The Court’s TRO as this article would like to point out has nothing to do at all with the presence of the relic of St. Therese in the Cathedral (Bacolod). The core issue behind the feud over the posters has been pestering for a long time and if there was any miracle at all by the Saint, it is that the core issue (i.e. zoning regulations) has resurfaced in better light; that between “patay” and “buhay”, light will always triumph regardless of connotations placed on it by humans. Besides, from the photo above, the statue of Christ welcoming churchgoers is tiny next to the posters. By their sheer size alone, the posters compel church-goers’ attention toward them – clearly a distraction. And what is the Church for?
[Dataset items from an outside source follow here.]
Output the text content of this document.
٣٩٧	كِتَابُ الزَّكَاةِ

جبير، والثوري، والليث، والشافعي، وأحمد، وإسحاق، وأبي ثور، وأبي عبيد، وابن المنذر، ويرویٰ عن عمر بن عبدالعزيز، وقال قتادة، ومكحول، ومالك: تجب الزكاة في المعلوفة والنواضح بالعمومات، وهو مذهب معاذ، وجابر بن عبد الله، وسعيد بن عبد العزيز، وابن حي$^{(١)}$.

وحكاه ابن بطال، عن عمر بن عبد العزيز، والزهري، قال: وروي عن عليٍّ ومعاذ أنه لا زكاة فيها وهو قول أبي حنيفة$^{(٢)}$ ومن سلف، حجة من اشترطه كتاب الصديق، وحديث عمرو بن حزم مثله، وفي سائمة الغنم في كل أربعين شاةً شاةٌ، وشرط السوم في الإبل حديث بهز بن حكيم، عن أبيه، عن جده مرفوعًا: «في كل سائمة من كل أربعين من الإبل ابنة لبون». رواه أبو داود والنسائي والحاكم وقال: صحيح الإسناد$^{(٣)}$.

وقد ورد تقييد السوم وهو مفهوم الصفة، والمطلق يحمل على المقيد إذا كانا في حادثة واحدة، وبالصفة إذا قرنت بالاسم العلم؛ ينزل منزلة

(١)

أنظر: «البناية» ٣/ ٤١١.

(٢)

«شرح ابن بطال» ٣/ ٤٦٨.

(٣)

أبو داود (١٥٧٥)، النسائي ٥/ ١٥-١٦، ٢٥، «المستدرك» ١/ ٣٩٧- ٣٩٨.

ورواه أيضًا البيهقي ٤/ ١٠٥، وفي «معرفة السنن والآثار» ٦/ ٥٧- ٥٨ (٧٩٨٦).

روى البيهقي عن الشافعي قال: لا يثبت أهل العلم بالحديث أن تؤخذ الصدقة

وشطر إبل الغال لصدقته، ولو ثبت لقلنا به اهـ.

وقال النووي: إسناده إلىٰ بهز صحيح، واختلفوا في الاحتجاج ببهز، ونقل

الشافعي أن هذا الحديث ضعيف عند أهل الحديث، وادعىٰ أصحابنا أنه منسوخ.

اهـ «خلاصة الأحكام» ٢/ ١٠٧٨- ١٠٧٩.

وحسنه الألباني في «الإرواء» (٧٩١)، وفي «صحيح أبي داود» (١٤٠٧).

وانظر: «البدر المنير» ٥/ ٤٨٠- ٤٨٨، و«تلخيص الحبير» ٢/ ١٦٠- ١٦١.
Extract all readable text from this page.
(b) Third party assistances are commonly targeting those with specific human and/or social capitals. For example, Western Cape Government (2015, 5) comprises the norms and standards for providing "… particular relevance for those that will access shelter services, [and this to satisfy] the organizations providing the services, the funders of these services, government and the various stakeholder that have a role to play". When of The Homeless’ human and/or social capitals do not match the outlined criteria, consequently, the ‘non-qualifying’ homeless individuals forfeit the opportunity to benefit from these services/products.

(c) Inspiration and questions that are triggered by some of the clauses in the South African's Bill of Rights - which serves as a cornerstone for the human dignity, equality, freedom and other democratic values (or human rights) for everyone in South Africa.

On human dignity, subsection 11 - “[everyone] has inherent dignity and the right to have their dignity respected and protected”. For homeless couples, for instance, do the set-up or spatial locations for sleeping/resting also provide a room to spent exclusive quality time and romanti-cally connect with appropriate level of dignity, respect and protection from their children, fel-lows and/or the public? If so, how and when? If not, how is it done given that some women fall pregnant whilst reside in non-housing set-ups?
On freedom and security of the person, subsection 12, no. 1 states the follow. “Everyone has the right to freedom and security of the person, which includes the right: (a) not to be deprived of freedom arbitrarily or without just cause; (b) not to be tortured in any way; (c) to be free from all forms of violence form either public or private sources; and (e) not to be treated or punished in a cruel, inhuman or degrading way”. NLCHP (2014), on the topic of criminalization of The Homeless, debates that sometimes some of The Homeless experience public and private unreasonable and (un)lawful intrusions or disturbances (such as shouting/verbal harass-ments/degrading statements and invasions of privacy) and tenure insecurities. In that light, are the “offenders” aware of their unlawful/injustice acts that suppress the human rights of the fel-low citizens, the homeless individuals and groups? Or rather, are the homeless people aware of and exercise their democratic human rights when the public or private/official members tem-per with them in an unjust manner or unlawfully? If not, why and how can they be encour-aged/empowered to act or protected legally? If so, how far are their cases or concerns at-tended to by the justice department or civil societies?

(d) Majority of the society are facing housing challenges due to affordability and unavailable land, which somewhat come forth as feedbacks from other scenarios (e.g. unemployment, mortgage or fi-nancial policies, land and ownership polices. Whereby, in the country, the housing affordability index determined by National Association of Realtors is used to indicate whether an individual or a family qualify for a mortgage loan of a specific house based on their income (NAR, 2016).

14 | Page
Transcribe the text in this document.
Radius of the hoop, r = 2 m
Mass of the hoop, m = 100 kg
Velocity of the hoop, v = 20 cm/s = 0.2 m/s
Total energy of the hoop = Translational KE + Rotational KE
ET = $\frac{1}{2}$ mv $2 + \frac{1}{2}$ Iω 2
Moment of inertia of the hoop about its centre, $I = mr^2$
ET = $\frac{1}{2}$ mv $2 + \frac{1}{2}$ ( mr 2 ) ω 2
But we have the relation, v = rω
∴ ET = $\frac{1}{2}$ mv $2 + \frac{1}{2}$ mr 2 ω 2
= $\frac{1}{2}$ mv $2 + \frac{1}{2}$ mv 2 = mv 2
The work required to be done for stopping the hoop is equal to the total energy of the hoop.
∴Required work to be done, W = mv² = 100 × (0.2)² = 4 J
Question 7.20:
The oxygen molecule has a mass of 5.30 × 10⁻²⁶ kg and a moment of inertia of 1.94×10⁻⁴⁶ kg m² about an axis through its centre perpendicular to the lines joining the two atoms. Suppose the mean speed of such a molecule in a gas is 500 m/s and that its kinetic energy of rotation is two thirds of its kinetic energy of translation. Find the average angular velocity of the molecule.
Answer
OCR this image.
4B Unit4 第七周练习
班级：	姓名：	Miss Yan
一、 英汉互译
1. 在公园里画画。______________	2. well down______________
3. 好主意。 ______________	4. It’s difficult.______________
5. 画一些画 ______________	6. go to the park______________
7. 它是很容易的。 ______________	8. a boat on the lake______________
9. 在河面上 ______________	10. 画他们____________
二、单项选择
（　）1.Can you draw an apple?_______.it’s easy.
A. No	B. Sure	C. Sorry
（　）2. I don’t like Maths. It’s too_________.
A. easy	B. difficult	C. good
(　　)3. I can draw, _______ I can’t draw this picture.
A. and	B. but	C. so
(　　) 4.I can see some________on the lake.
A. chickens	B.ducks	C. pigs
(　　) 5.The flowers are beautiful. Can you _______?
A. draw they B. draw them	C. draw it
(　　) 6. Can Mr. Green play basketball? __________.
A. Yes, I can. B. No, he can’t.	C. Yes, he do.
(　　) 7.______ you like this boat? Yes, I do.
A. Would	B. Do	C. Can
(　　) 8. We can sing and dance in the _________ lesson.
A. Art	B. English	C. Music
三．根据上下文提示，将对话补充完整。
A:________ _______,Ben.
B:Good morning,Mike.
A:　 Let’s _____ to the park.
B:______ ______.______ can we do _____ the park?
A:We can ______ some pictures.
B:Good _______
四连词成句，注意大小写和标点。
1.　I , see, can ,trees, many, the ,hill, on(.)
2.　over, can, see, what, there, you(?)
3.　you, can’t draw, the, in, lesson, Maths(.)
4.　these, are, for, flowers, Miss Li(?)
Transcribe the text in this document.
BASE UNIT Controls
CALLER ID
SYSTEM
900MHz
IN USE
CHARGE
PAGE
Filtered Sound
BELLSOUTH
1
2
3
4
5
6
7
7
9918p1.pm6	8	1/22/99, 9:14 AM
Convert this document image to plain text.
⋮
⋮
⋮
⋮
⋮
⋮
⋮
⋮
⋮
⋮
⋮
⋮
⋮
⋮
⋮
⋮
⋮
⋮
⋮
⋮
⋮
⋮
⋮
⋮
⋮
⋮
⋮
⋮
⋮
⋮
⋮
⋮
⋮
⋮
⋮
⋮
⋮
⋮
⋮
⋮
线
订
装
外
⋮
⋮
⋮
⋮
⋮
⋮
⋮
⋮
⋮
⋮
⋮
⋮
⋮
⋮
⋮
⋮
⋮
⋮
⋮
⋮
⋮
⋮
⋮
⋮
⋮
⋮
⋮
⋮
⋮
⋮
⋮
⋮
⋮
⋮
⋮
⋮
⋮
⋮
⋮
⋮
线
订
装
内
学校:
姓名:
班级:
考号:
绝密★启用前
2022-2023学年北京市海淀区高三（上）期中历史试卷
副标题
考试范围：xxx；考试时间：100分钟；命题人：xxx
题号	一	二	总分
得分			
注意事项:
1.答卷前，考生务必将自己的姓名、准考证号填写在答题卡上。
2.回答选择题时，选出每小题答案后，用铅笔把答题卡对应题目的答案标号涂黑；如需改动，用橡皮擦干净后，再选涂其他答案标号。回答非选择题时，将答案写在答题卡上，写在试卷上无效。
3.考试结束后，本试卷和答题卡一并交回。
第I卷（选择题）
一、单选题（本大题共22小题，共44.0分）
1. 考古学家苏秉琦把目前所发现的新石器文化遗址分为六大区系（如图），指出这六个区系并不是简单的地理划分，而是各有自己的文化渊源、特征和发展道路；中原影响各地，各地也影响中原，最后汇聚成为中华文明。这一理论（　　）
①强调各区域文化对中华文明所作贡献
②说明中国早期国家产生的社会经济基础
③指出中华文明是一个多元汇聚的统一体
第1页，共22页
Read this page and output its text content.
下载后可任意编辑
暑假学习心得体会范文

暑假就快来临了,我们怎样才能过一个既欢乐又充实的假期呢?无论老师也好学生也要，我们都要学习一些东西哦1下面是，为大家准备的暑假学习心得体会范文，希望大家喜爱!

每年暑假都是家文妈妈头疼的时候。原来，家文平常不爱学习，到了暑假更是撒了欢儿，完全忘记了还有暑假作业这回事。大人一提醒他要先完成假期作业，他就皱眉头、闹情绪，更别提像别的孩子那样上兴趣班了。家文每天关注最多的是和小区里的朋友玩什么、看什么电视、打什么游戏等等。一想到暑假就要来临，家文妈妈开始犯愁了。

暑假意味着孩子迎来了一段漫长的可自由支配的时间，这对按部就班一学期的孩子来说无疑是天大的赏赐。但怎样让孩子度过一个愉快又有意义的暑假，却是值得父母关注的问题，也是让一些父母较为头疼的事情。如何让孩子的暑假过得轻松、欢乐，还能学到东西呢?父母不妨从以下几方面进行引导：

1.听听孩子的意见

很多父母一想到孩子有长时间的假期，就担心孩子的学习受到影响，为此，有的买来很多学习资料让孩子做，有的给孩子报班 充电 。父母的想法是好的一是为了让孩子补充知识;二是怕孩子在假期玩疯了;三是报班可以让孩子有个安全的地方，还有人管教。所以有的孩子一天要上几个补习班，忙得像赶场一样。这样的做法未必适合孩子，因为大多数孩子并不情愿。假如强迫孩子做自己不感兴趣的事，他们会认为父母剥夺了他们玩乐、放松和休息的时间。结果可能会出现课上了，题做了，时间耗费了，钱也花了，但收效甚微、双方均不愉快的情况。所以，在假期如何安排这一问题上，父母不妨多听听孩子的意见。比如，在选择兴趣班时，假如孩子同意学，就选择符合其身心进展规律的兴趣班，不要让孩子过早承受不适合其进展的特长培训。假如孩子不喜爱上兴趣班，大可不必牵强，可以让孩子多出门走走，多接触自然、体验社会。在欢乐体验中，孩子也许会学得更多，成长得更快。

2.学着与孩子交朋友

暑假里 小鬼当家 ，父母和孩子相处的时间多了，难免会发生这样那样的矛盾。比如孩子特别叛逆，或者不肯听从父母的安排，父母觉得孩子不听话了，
Churchgoers, “laboring and heavy-laden” from the world, would want to enter the church in order to “lay down their burdens”, know “the peace that the world cannot give”, and receive “rest”. The last thing they seek or want is for the harshness, accusations, and judgments of the world to be repeated on the altar by a representative of Christ. They have that in extra abundance outside the church. The clergy should, in this, remind itself again of Jesus’ anger and reprimand of those who set up (earthly) business on the church’ premises. For the clergy, the lesson there is that by focusing too much of their time and energies in affairs that the world outside can already handle it is liable to neglect its duties by Christ – its Bride – to whom it made its first and only covenant. If it is free speech, the clergy can always have free speech but in exchange for what in terms of heavenly assurances for themselves and those they shepherd? Their arguments should therefore reflect the life and teachings of Christ who welcomes everyone into the Church (which is why it’s called universal). Hence instead of arguing in courts for some poster, they ought to listen to and learn from their Cardinal.
The COMELEC regulation therefore makes sense even when held up against the teaching standards of Christ whose standards are “not of this world” nor “of its courts”.